Berlin finanziert verbotene Forschung

EU-Länder einigten sich gestern nicht auf Regeln zur Forschung mit embryonalen Stammzellen. Weil entsprechendes Moratorium Ende des Jahres ausläuft, tritt 2004 der Vorschlag der Kommission in Kraft, der eine liberale Regelung vorsieht

AUS BERLIN WOLFGANG LÖHR

Der deutsche Steuerzahler wird ab Januar 2004 auch Forschungsprojekte mitfinanzieren, die hierzulande strikt verboten sind. Denn auch im zweiten Anlauf konnten sich gestern die EU-Forschungsminister nicht auf eine gemeinsame Position einigen, unter welchen Bedingungen Fördermittel für die umstrittene embryonale Stammzellforschung verwendet werden dürfen. Damit kann zum 1. Januar der von EU-Forschungskommissar Philippe Busquin vorgelegte Kriterienkatalog für die Stammzellforschung in Kraft treten.

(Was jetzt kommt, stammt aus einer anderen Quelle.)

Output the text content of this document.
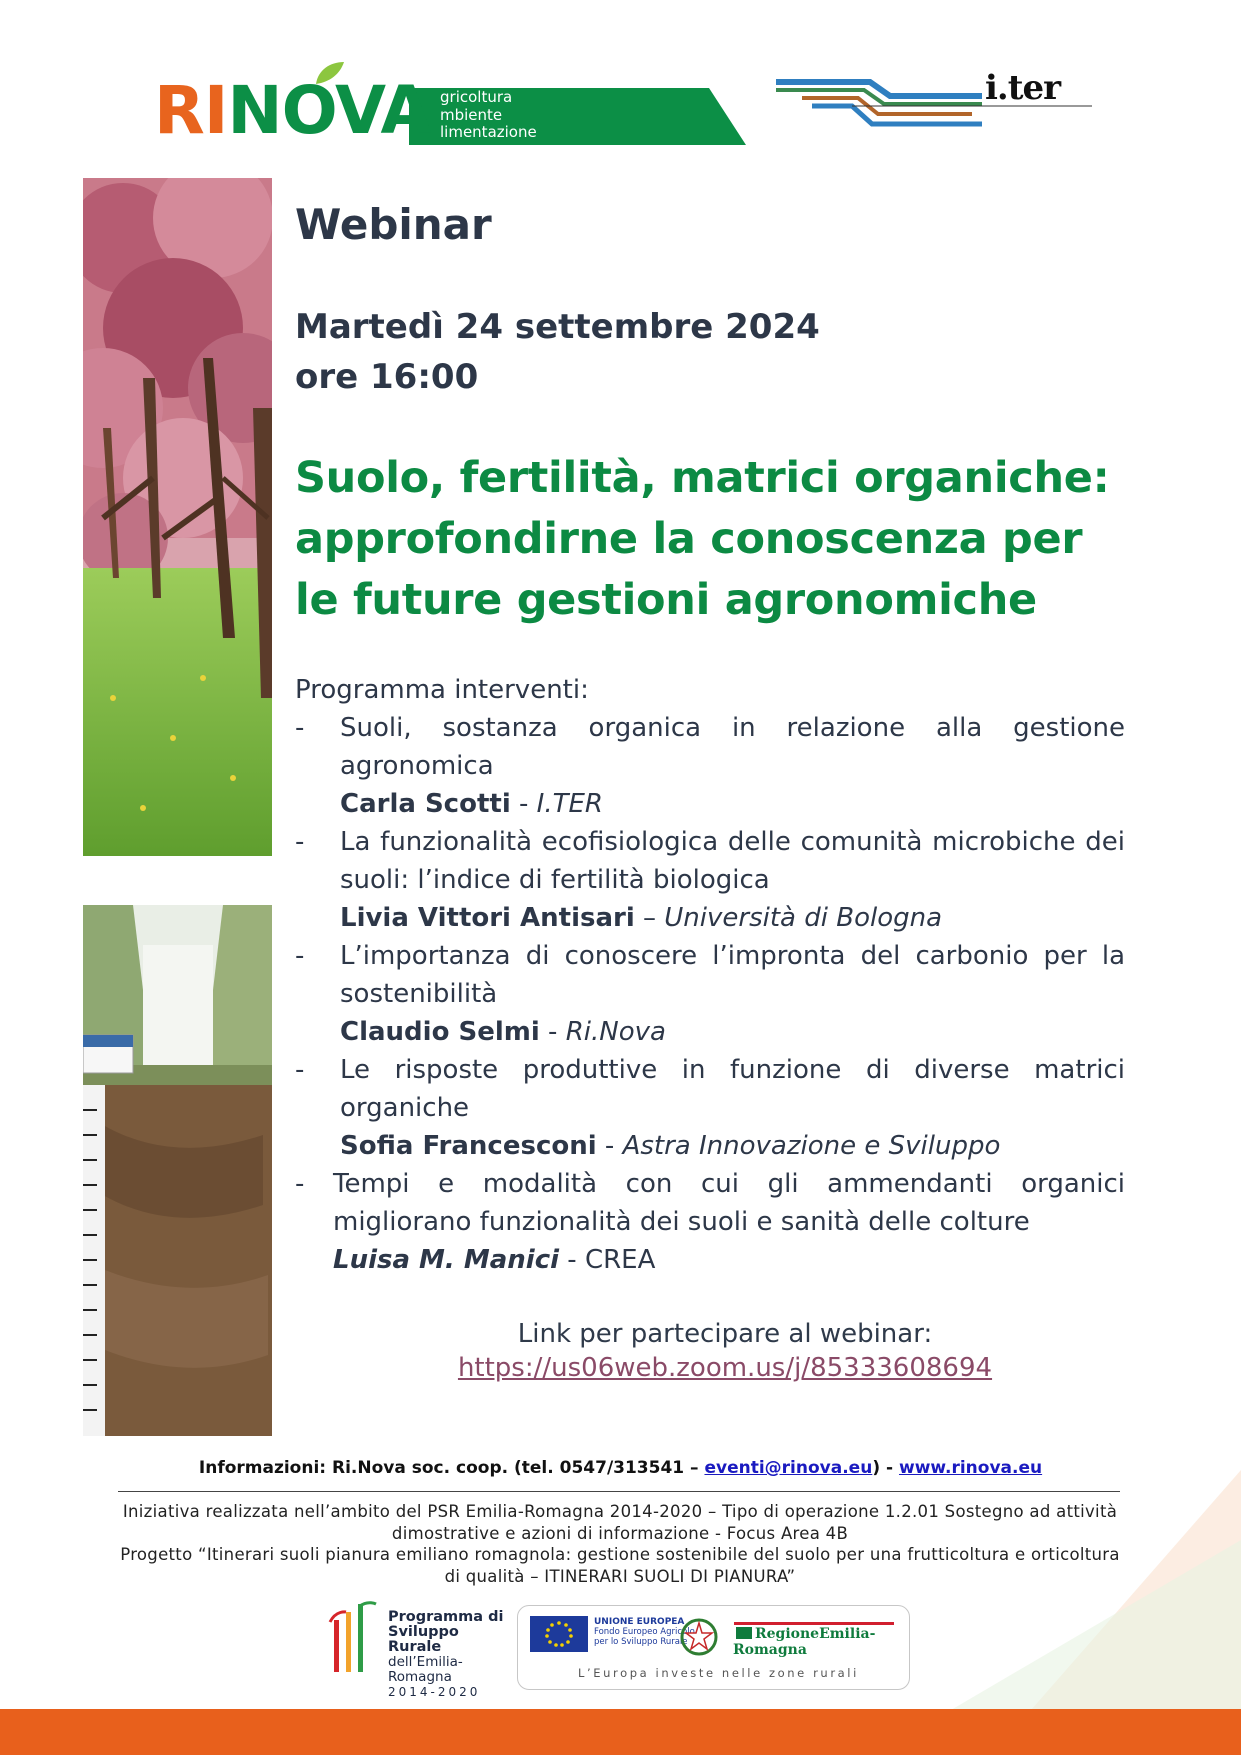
RINOVA gricoltura
mbiente
limentazione
i.ter
Webinar
Martedì 24 settembre 2024
ore 16:00
Suolo, fertilità, matrici organiche: approfondirne la conoscenza per le future gestioni agronomiche
Programma interventi:
- Suoli, sostanza organica in relazione alla gestione agronomica
Carla Scotti - I.TER
- La funzionalità ecofisiologica delle comunità microbiche dei suoli: l’indice di fertilità biologica
Livia Vittori Antisari – Università di Bologna
- L’importanza di conoscere l’impronta del carbonio per la sostenibilità
Claudio Selmi - Ri.Nova
- Le risposte produttive in funzione di diverse matrici organiche
Sofia Francesconi - Astra Innovazione e Sviluppo
- Tempi e modalità con cui gli ammendanti organici migliorano funzionalità dei suoli e sanità delle colture
Luisa M. Manici - CREA
Link per partecipare al webinar:
https://us06web.zoom.us/j/85333608694
Informazioni: Ri.Nova soc. coop. (tel. 0547/313541 – eventi@rinova.eu) - www.rinova.eu
Iniziativa realizzata nell’ambito del PSR Emilia-Romagna 2014-2020 – Tipo di operazione 1.2.01 Sostegno ad attività dimostrative e azioni di informazione - Focus Area 4B
Progetto “Itinerari suoli pianura emiliano romagnola: gestione sostenibile del suolo per una frutticoltura e orticoltura di qualità – ITINERARI SUOLI DI PIANURA”
Programma di
Sviluppo Rurale
dell’Emilia-Romagna
2014-2020
UNIONE EUROPEA
Fondo Europeo Agricolo
per lo Sviluppo Rurale	RegioneEmilia-Romagna
L’Europa investe nelle zone rurali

Dieser sieht lediglich vor, dass die zur Stammzellgewinnung notwendigen Embryonen vor dem Stichtag 27. Juni 2002 eingefroren sein mussten. Hierbei handelt es sich um Embryonen, die aus der künstlichen Befruchtung übrig bleiben. In Deutschland müssen alle befruchteten Eizellen auch eingepflanzt werden, in anderen Ländern aber – etwa Frankreich, Großbritannien – gibt es diese Regel nicht.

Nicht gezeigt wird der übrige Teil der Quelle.